The majority asserts that I view Walker's inadequate appellate remedy requirement as inflexible. Guilty as charged. When engaged in the judicial function of applying the law to a particular case, I am inflexible. But that inflexibility is based upon a sound judicial policy. It's called stare decisis.

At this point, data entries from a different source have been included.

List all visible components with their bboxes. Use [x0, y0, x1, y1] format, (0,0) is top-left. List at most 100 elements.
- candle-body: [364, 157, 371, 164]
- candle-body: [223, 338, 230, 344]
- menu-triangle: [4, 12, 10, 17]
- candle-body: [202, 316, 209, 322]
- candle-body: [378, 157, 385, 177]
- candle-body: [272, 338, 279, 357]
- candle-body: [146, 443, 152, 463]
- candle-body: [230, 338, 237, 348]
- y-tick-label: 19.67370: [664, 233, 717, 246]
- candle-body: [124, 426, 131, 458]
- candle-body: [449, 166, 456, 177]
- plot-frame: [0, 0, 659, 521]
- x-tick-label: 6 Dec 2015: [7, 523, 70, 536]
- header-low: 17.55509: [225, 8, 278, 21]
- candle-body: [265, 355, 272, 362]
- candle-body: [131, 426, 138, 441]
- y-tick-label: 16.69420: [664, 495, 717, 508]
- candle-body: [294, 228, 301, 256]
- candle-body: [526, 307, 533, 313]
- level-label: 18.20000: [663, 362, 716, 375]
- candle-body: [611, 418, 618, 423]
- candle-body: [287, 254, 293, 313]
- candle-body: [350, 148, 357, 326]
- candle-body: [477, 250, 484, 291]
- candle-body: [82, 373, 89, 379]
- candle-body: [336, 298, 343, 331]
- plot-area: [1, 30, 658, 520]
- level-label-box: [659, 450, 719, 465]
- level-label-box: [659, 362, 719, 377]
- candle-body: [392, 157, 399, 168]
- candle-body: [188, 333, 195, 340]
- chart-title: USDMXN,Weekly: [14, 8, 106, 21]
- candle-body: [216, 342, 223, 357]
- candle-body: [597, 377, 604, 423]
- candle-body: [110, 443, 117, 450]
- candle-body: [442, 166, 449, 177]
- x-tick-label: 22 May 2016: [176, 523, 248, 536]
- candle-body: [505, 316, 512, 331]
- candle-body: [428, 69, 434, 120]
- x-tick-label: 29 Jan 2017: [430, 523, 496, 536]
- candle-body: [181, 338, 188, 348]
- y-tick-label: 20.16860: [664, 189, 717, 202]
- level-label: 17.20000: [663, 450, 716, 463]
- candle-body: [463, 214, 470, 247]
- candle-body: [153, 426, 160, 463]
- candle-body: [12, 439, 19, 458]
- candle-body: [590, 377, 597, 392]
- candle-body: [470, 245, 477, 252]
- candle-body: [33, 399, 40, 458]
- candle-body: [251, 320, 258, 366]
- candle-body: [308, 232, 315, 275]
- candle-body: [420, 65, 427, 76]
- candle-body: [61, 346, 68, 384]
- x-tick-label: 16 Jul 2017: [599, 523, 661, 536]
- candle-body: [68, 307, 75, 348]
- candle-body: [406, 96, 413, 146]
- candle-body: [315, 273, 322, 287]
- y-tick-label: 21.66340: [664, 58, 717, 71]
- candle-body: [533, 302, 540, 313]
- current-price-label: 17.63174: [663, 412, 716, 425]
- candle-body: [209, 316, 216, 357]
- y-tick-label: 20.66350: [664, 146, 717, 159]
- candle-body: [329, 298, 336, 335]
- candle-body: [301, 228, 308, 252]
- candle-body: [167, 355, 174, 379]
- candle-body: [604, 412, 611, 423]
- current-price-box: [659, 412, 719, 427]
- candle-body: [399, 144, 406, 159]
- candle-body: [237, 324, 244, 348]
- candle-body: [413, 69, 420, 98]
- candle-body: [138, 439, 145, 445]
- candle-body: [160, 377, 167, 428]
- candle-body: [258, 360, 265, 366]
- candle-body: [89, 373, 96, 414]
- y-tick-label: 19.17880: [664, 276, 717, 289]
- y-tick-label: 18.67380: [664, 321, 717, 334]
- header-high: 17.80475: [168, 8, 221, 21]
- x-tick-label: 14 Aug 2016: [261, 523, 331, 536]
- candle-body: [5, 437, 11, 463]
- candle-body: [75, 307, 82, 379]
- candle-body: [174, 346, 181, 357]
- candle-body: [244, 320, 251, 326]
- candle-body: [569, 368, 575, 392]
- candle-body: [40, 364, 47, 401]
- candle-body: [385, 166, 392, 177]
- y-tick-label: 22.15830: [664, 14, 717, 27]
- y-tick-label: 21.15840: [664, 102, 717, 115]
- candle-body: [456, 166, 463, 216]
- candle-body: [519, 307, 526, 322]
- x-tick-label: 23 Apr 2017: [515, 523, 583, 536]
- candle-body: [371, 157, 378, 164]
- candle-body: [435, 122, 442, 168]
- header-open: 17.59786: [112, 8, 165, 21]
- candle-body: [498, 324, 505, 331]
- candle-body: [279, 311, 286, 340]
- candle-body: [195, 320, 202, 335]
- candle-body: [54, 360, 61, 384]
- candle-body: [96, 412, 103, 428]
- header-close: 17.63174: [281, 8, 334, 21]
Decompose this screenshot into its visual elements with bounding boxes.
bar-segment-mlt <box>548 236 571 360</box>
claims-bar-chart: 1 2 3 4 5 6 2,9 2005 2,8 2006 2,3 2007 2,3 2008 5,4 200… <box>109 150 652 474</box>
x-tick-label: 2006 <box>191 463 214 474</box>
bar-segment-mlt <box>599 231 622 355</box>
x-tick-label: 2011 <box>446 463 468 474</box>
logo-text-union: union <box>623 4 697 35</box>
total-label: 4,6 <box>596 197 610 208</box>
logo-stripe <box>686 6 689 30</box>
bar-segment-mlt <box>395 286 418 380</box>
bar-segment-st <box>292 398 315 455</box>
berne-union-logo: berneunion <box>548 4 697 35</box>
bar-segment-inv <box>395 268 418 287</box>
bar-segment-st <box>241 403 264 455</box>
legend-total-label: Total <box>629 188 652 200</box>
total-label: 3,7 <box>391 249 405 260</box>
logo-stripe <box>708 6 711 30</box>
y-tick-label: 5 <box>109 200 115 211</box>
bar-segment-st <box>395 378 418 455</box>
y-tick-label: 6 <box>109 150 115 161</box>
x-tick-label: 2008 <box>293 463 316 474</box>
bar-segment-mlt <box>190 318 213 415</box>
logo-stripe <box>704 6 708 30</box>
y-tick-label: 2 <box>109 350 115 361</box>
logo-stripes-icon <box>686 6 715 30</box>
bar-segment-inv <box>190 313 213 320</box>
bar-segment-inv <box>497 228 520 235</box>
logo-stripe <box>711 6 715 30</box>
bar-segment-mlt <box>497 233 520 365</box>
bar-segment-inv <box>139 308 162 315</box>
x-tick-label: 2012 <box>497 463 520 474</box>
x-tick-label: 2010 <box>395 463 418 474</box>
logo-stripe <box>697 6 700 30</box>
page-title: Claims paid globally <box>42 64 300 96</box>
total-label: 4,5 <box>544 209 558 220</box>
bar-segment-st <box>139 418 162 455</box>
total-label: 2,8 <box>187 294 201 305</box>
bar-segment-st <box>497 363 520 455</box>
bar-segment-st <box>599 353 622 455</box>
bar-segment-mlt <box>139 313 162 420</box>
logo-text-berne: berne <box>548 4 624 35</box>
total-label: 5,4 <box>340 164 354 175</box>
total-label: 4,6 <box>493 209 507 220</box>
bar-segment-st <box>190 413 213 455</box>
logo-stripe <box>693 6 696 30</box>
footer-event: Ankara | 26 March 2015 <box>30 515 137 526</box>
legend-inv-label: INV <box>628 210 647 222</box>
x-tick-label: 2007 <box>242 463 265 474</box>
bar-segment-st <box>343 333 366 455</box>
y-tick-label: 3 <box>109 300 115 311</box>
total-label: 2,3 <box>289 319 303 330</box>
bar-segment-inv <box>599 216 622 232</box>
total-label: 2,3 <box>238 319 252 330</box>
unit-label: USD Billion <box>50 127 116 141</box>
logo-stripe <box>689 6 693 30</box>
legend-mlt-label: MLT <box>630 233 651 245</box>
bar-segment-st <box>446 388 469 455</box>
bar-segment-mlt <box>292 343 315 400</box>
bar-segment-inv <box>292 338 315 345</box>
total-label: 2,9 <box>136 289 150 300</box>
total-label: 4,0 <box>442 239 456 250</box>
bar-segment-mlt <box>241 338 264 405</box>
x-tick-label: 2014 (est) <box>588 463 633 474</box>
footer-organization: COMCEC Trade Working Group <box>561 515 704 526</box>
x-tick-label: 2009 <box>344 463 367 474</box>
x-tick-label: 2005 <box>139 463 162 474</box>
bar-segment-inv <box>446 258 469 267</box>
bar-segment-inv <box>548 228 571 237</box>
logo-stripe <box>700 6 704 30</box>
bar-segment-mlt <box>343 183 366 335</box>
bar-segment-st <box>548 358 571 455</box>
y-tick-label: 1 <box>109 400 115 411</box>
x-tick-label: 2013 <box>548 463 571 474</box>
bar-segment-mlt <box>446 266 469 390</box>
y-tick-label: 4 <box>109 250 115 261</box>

Only five years ago, this Court decided Walker and Canadian Helicopters . Only four years ago, this Court stated that we adhere to our precedents for reasons of efficiency, fairness, and legitimacy. Weiner v. Wasson , 900 S.W.2d 316, 320 (Tex. 1995). From today's opinion it is obvious that the Court continues to pay only lip service to "stare decisis as a sound policy." Weiner , 900 S.W.2d at 320. As the Weiner dissent advocates, we should not succumb to a temptation to continually revisit prior decisions as new fact situations arise. See Weiner , 900 S.W.2d at 332. Mandamus should not issue simply because we disagree with the trial court's ruling. See CSR, Ltd ., 925 S.W.2d at 604 (Baker, J., dissenting); Buller , 806 S.W.2d at 226.



IV. CONCLUSION

That the majority opinion mounts a collateral attack on the dissent instead of directly attacking controlling precedent exposes its weaknesses. The Court's decision here revives an overruled, more lenient standard--the appellate remedy must be "equally convenient, beneficial, and effective as mandamus." See e.g. , Jampole v. Touchy , 673 S.W.2d 569, 576 (Tex. 1984); Crane v. Tunks , 328 S.W.2d 434, 439 (Tex. 1959); Cleveland v. Ward , 285 S.W. 1063, 1068 (Tex. 1926). The Court expressly disapproved of this standard in Walker . See Walker , 827 S.W.2d at 842. I would hold that an appeal is adequate and deny mandamus relief. Because the Court holds to the contrary, I respectfully dissent.





_________________________

James A. Baker,

Justice



OPINION DELIVERED: June 17, 1999

1.   See In re Ford Motor Co ., S.W.2d 1998 WL 387537 (Tex. 1998)(Baker, J., dissenting); Travelers Indem. Co. of Conn. v. Mayfield , 923 S.W.2d 590, 595 (Tex. 1996)(Baker, J., dissenting); CSR, 925 S.W.2d at 603 (Baker, J., dissenting).